Categorie: Didattica

Skills shortage e mismatch: difetti di fabbrica degli istituti professionali

In un articolo pubblicato su Avvenire.it dal titolo “Aprire veri cantieri per cambiare la scuola” si scrive: “Per gli istituti professionali occorrerebbe una riforma radicale: così non va. Un’ipotesi potrebbe essere farli confluire nell’istruzione tecnica dotandoli di uno statuto speciale: più ore di laboratorio, contratti per docenti specialisti provenienti dai settori produttivi, flessibilità e personalizzazione dei percorsi, diploma in alternanza scuola lavoro e in apprendistato. Una strada che dovrebbe andare di pari passo con il potenziamento e la messa a regime della formazione professionale che in alcune regioni da ottimi risultati”.

 

A tal proposito si ricorda che oggi in teoria, dopo l’ultima riforma, l’identità degli istituti professionali si caratterizza per una solida base di istruzione generale e tecnico-professionale, che consente agli studenti di sviluppare, in una dimensione operativa, saperi e competenze necessari per rispondere alle esigenze formative del settore produttivo di riferimento, considerato nella sua dimensione sistemica per un rapido inserimento nel mondo del lavoro e per l’accesso all’università e all’istruzione e formazione tecnica superiore.
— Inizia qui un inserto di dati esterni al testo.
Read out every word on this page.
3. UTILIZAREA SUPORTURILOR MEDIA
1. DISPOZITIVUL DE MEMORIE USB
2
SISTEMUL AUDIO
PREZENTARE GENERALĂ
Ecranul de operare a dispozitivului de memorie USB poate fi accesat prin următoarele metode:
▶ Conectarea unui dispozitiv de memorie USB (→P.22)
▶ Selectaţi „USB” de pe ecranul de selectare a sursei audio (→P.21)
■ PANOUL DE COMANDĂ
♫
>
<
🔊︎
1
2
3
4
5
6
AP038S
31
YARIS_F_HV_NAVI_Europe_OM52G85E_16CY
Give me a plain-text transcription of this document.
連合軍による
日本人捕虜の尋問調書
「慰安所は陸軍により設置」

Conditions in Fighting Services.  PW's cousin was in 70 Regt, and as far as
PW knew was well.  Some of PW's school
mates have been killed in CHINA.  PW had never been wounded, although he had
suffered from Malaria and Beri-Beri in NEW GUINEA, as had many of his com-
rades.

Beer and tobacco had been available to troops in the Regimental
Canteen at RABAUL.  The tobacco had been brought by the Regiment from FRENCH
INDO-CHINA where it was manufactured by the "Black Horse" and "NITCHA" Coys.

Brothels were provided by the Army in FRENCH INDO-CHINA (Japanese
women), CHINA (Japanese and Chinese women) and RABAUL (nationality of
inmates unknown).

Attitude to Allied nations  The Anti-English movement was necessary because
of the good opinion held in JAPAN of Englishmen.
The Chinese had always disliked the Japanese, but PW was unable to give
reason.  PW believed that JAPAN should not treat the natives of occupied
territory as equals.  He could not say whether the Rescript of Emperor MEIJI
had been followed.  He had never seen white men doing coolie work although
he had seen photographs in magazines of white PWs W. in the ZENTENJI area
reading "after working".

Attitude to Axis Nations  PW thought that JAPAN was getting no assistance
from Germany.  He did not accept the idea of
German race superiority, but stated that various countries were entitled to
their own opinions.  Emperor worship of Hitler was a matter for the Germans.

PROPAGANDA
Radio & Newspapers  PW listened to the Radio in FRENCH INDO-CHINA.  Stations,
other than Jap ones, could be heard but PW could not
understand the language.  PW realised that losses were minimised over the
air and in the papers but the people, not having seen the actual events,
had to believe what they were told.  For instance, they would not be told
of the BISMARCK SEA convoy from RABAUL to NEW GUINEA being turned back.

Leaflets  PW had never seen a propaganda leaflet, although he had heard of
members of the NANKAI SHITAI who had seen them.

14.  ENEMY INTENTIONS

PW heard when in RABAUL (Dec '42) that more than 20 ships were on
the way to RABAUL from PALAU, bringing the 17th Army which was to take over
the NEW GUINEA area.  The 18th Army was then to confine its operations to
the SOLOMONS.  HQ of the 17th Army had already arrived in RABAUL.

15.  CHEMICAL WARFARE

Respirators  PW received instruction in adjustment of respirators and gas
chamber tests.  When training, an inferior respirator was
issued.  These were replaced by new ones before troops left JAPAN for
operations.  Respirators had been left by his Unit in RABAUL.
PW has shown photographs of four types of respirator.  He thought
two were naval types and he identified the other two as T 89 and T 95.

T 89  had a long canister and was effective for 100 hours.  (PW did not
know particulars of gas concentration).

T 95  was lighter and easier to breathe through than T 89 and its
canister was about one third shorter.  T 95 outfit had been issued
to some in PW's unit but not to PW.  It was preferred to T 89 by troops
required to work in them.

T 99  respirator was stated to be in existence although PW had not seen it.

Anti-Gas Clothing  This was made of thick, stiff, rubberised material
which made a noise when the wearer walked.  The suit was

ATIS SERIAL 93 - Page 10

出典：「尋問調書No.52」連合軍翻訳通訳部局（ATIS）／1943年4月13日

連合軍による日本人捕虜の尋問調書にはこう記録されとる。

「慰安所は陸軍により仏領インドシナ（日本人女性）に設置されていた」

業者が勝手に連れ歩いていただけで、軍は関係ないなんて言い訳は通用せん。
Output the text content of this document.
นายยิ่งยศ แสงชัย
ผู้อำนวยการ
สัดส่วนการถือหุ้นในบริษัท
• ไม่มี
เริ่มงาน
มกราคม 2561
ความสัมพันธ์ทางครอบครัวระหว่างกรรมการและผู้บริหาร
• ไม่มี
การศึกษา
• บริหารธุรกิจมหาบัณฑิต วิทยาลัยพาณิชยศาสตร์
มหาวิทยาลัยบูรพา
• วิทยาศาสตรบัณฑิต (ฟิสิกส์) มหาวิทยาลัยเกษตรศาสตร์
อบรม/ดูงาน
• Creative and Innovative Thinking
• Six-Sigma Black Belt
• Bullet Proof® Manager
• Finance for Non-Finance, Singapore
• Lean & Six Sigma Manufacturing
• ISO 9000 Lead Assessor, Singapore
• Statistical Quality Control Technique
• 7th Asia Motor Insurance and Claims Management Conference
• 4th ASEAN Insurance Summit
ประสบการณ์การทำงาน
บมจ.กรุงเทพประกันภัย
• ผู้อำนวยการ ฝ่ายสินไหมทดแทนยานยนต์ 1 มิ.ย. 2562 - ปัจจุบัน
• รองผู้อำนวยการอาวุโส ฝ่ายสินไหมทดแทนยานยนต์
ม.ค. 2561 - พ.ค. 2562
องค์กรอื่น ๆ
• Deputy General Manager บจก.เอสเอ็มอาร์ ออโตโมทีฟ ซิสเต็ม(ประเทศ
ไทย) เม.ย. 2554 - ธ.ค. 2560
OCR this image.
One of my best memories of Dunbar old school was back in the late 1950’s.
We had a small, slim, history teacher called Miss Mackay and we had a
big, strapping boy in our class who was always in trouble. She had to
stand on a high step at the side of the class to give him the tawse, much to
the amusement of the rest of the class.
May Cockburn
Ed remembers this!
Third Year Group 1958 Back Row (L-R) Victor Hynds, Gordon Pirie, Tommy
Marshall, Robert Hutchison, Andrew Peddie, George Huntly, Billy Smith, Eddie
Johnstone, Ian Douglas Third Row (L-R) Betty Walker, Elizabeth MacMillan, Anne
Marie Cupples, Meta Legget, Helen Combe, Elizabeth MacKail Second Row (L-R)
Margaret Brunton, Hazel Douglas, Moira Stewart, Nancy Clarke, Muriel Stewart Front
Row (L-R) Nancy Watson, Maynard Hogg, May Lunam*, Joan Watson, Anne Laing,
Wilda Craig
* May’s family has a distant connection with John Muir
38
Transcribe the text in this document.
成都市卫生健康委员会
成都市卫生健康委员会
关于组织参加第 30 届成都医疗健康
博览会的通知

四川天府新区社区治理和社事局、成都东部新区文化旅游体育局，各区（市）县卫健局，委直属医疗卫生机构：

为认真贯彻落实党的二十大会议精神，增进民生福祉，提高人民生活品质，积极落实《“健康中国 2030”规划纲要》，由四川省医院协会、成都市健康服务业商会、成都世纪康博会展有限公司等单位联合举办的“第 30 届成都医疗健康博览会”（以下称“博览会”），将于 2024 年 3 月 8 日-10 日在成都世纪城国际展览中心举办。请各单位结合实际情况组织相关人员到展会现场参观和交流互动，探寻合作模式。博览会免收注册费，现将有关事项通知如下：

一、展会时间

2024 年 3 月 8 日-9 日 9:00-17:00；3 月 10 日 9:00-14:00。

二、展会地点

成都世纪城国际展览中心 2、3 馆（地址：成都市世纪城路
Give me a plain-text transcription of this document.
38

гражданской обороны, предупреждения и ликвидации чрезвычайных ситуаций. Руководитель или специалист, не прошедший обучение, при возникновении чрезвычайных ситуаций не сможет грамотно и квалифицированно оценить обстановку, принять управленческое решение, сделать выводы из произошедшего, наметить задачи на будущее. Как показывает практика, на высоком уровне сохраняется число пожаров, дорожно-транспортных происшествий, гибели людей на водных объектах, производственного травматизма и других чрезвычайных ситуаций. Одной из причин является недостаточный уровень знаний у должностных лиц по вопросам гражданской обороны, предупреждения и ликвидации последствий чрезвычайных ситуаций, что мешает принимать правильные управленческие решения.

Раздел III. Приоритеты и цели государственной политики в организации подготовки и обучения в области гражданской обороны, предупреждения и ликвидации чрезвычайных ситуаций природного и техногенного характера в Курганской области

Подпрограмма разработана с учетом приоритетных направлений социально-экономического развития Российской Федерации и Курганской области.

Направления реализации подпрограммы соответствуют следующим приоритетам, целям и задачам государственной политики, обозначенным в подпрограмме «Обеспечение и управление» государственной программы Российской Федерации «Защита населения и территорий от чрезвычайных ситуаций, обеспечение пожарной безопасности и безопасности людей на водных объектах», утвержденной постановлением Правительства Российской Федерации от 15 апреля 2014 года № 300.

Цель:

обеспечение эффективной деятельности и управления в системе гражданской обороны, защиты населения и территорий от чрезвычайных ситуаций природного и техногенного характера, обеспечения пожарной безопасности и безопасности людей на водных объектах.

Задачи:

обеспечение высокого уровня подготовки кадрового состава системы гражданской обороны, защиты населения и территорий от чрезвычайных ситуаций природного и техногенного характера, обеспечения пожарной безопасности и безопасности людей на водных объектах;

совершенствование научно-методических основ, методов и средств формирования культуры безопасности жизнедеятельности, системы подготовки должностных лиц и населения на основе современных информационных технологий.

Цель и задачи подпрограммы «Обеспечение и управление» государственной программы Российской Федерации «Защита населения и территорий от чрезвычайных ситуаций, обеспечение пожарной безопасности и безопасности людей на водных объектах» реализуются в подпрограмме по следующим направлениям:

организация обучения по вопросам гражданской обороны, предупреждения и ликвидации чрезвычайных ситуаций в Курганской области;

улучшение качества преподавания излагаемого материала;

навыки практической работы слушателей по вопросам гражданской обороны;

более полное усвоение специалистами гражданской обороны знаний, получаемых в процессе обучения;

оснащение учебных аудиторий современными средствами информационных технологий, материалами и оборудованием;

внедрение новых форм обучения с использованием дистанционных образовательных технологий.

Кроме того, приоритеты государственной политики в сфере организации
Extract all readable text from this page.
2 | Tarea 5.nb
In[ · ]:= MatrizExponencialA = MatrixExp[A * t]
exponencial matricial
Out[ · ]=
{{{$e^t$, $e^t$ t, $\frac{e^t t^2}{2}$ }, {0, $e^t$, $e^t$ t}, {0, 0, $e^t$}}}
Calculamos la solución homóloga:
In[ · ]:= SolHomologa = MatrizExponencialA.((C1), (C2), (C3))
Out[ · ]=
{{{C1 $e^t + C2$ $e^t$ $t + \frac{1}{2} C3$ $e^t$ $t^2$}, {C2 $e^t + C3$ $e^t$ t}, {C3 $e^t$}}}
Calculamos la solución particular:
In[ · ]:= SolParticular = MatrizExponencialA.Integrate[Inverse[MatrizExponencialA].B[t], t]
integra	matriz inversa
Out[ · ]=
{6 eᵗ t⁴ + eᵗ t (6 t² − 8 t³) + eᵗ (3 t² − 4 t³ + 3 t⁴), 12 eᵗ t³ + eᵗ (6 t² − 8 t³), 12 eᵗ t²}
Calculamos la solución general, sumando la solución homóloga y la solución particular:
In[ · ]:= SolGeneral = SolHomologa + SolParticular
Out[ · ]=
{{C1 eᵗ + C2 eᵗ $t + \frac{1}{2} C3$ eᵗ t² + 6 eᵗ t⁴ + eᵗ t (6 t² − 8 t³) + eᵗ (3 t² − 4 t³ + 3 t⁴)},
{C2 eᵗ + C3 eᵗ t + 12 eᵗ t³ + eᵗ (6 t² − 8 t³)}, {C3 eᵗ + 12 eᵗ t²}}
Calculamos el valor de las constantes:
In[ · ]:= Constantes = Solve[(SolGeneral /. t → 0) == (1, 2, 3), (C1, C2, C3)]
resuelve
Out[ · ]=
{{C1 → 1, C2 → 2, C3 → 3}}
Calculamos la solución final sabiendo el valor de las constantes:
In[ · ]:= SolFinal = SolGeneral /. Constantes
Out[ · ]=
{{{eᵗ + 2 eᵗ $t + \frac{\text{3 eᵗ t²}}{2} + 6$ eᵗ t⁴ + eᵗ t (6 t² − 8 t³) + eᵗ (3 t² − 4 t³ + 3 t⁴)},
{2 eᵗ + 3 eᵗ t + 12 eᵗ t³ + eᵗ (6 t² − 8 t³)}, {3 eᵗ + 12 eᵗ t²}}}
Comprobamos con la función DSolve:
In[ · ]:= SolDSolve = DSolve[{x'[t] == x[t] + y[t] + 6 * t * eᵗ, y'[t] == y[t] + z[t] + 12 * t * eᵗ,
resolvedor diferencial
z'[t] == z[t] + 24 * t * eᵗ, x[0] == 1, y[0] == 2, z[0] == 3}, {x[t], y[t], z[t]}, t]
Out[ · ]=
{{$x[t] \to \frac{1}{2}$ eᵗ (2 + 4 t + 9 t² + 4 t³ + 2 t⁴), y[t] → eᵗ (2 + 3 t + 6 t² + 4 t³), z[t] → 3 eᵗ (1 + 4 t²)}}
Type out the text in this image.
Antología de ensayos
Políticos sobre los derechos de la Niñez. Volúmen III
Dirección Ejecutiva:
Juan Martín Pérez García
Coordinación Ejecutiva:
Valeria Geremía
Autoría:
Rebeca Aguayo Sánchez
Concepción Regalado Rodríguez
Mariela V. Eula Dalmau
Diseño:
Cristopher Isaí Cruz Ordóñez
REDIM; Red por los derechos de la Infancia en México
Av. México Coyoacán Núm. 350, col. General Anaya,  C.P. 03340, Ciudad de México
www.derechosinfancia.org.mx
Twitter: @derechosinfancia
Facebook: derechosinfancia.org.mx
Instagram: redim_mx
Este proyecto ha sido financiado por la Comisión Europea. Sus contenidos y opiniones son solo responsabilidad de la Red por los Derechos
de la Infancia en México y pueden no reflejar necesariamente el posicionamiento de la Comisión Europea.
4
Però nella realtà alcuni dati statistici ci dicono che quasi la metà dell’elevata disoccupazione giovanile italiana è figlia di skills shortage (letteralmente “carenza di abilità”) e del mismatch tra percorsi formativi seguiti e offerte di lavoro da parte delle imprese.

 

Quindi si propongono ricette risolutive del problema occupazione basate su un ripensamento generale del sistema formativo: più istruzione tecnica di modello tedesco, più lauree brevi professionalizzanti, più lauree magistrali tecniche, più autonomia degli istituti e delle università a ogni livello, più diretta compartecipazione nei modelli formativi e di affiancamento al lavoro tra istituzioni della formazione e imprese. Saranno le giuste soluzioni? Vedremo, però una cosa è certa, ridurre il monte ore delle lezioni (passare da 5 a 4 anni di scuola secondaria di secondo grado ) non farà bene a conoscenze e competenze applicative degli istituti professionali.